Y esto no es una vaga esperanza de un futuro indeterminado y nebuloso, que se encontraría tras las tinieblas de la muerte, sino que se trata de una realidad que ya se puede experimentar: podemos vivir de y para los bienes de allá arriba, donde está Cristo (en Dios Padre), a la vez que está entre nosotros (por el Espíritu Santo). Cristo ya ha resucitado y nosotros ya estamos resucitando con él. Porque podemos vivir ya ahora la vida nueva de la resurrección, aunque bien es cierto que entre las limitaciones y dificultades que hacen presente la cruz de Cristo (la llave para entrar en esa vida nueva), y lo podemos por medio del mandamiento del amor, que es la vida misma de Dios actuando en nosotros. En el bautismo, que los catecúmenos, ya neófitos, han recibido en la noche pascual, todos hemos muerto y resucitado con Cristo.

Estamos ya en el primer día de la semana, aunque todavía está oscuro. Cristo ya ha resucitado, ya ha vencido al mal y a la muerte, aunque la oscuridad que todavía reina en el mundo nos impide aún saberlo, sentirlo, creerlo. Por eso, como María Magdalena, seguimos buscando entre los muertos al que vive con una vida plena, en la que la muerte ya no tiene dominio sobre él (cf. Rm 6, 9). Los signos de muerte: el sepulcro, las vendas, el sudario, son los primeros testigos de que la muerte ha sido vencida. Y, tras ellos, porque creían y confiaban en Jesús, y por eso lo amaban, los discípulos empiezan a vislumbrar en esos signos de muerte, indicios de vida: la losa quitada, el sepulcro vacío, el sudario en orden.

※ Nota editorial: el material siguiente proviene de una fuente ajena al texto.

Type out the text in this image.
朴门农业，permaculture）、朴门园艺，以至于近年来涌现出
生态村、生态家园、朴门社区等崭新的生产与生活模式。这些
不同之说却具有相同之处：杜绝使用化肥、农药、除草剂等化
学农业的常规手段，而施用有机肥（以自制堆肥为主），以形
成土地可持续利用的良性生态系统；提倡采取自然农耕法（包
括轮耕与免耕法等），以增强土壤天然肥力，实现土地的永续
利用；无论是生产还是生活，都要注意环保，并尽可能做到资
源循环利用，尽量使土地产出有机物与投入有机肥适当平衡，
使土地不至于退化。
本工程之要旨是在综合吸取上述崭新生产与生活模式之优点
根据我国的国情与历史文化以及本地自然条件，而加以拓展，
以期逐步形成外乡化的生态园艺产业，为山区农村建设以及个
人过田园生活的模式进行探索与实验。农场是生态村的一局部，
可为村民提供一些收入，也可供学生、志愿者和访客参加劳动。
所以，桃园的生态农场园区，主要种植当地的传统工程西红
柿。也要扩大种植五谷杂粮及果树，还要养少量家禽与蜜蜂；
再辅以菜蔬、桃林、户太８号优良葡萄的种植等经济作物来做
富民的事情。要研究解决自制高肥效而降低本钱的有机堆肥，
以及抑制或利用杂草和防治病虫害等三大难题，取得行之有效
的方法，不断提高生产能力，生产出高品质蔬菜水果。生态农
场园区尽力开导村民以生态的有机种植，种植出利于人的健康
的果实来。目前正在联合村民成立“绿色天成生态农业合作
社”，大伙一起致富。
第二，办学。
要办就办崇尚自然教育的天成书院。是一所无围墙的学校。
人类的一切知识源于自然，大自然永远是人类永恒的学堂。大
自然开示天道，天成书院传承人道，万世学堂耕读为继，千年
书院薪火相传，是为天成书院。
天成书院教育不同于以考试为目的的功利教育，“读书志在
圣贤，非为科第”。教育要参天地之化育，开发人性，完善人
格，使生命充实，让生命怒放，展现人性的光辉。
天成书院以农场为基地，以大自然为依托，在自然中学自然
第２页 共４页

Los testigos son fidedignos y más creíbles que las pruebas, porque no se limitan a constatar hechos neutros, sino que nos ofrecen “los bienes de allá arriba”. Y en esta comunidad de testigos se da una curiosa “jerarquía inversa”, no basada en la autoridad: es la jerarquía del amor. Por eso, el primer testigo es María Magdalena, que corre a avisar a los apóstoles. De estos, es el discípulo amado el primero en llegar, antes que Pedro. Pero es precisamente esa jerarquía del amor la que sabe ceder y someterse a la autoridad establecida por Cristo: María avisa a los apóstoles, y el discípulo amado cede el paso a Pedro. Es una imagen preciosa de una Iglesia como verdadera comunidad de testigos, basada en el amor y no el poder, en el servicio y el libre sometimiento a la autoridad querida por Dios: “Sed esclavos unos de otros por amor” (Gal 5, 13).

Esta jerarquía, consecuencia de la resurrección de Cristo, es la jerarquía a la que todos estamos llamados, cualquiera que sea nuestra vocación. Todos estamos llamados por el amor de Dios a participar de la vida nueva de la resurrección, de la que tenemos noticia por el testimonio de fe de los discípulos, de generaciones de creyentes, gracias a los cuales (y no a los libros de historia) hemos llegado a conocer a Cristo y a tratar personalmente con él. Y desde esta experiencia personal de fe, de confianza y de amor, estamos también llamados a convertirnos en testigos, que anuncian a los demás, a todo el mundo, que la muerte ha sido vencida, que hay perdón para nuestros pecados, que Cristo ha resucitado y nos invita a vivir con él una vida resucitada, que mira a los bienes de allá arriba, pero que se realizan aquí abajo, por medio del mandamiento del amor.

Y porque somos testigos, y para que lo seamos cada día mejor, nos invita a sentarnos con él a su mesa, la mesa eucarística, a dialogar, a comer y a beber con él.